Mil cuatrocientos metros de desnivel es mucha tela para subirla de un golpe, pero lo conseguí. En esta ocasión no me salté ni un hito, una buena ristra de ellos que me llevaron hasta el coll de la Cornella, donde efectivamente estaba Gracián, el andarín belga. Me ofreció un trozo de queso mientras yo descargaba el macuto en el collado. A partir de aquí no nos perderíamos de vista en el largo descenso, el estany de la Tartera, la bassa de Curios, un nuevo coll, el de Caberante, el estany Mayor de la Gallina, el estany Mitja y por fin el estany Menor de la Gallina a cuya orilla el Centro Excursionista de Cataluña construyó el refugio Enric Pujol, más conocido como Mont Roig. Un descenso entretenido y laborioso por una antigua cuenca glaciar que obliga a continuas subidas y bajadas para sortear las laderas y los saltos rocosos laminados y pulidos por los glaciares.

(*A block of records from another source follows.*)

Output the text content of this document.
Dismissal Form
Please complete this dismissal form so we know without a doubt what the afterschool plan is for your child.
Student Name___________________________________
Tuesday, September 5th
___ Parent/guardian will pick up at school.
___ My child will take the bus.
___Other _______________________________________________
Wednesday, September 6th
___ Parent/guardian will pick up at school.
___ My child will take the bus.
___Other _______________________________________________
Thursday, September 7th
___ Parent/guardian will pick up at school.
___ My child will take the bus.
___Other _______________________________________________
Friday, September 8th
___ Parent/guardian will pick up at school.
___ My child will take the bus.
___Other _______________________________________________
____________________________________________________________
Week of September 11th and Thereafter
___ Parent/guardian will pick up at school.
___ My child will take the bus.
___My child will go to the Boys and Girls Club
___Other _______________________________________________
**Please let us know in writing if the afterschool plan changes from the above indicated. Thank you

Llego al refugio unos pocos minutos después que Gracián. No parece dispuesto a pernoctar allí. Me dice que tiene miedo a unos bichos pequeños. Le digo que si mosquitos, no, dice en su reducido castellano. ¿Ratones? Tampoco. Me indica que son muy pequeños y saltan. Caigo, tiene temor a las pulgas o a las chinches. En refugios no me sucedió nunca encontrármelos, le digo. Y le cuento un par de encuentros con ellos, en una ocasión en un albergue haciendo el camino Lebaniego: aquello fue la noche del loro. Y el pasado año en un hotel de Milán. Bicho escurridizo que como te toque en suerte estás perdido para toda la noche. Gracián me señala más abajo el estany de Llaveras. Me encanta bañarme en cueros en estos lagos, me dice. Cotejo yo también la posibilidad de dormir junto al lago, pero me da la impresión de que los prados de la orilla están muy inclinados. Decido quedarme en el refugio. Nos despedimos hasta mañana.

Gracián

El refugio, una estructura que se repite en Cataluña es una sólida construcción tipo vivac, pero con literas para dieciséis personas. Limpio y acogedor. Estoy solo. Hace un momento ha asomado un hombre que viene con su familia y van a acampar en los lagos. Sólo quería echar una ojeada.

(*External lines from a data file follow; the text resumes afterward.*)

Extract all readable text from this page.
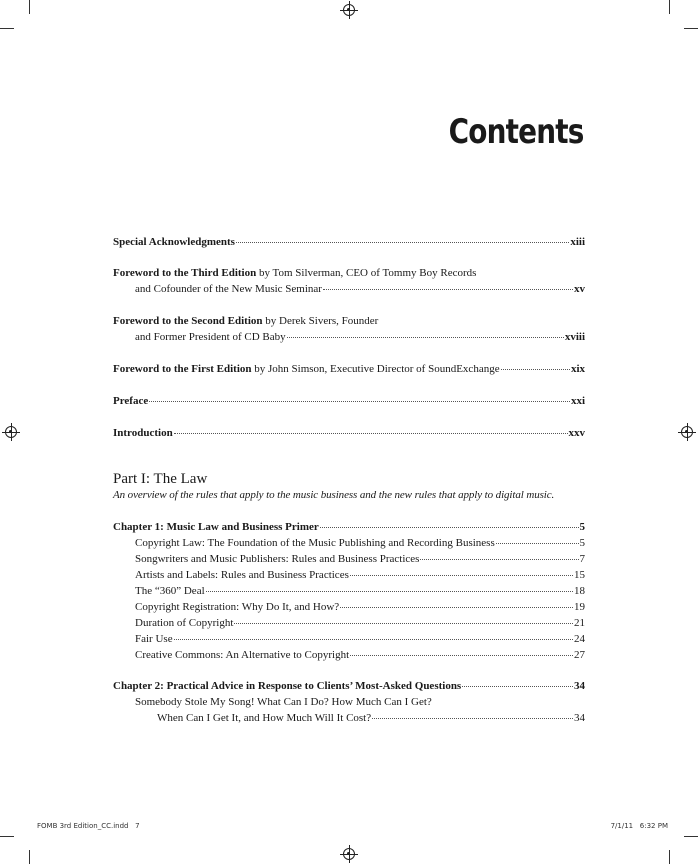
Contents
Special Acknowledgments	xiii
Foreword to the Third Edition by Tom Silverman, CEO of Tommy Boy Records
and Cofounder of the New Music Seminar	xv
Foreword to the Second Edition by Derek Sivers, Founder
and Former President of CD Baby	xviii
Foreword to the First Edition by John Simson, Executive Director of SoundExchange	xix
Preface	xxi
Introduction	xxv
Part I: The Law
An overview of the rules that apply to the music business and the new rules that apply to digital music.
Chapter 1: Music Law and Business Primer	5
Copyright Law: The Foundation of the Music Publishing and Recording Business	5
Songwriters and Music Publishers: Rules and Business Practices	7
Artists and Labels: Rules and Business Practices	15
The “360” Deal	18
Copyright Registration: Why Do It, and How?	19
Duration of Copyright	21
Fair Use	24
Creative Commons: An Alternative to Copyright	27
Chapter 2: Practical Advice in Response to Clients’ Most-Asked Questions	34
Somebody Stole My Song! What Can I Do? How Much Can I Get?
When Can I Get It, and How Much Will It Cost?	34
FOMB 3rd Edition_CC.indd   7	7/1/11   6:32 PM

Subí muy bien los mil cuatrocientos metros de por la mañana, pero con menos alegría el resto del camino. Llegué al refugio lo suficientemente cansado como para tumbarme un largo rato antes de pensar en comer algo.

Paso la tarde al sol, un sol casi de otoño que a 2500 metros es una agradable caricia. En el refugio Fornet me habían preparado comida para dos días en tápers de usar y tirar de modo que al menos de momento puedo prescindir de esa reiteración de bocadillos a los que mi paladar empezaba a rechazar, butifarra, churrascos, hamburguesa y la sorpresa de un buen pedazo de strúdel que es mi postre favorito cuando camino por los Alpes. A ello añadí golosinas de todo tipo y barritas que me sirven de desayuno con el capuchino y un poco de chocolate. Así que al sol donde me he hecho una butaca a base de mantas doy cuenta de mi merienda cena. El strúdel debería haberlo dejado para mañana pero no soy capaz de resistir a mi gula. Capuchino con strúdel para finalizar el día.

La suave luz de la última hora de la tarde y un cacho de uña de luna sobre el monte que tengo enfrente son el cierre de telón de la jornada. Ahora tengo que decidir si juego una partida de ajedrez o veo una película.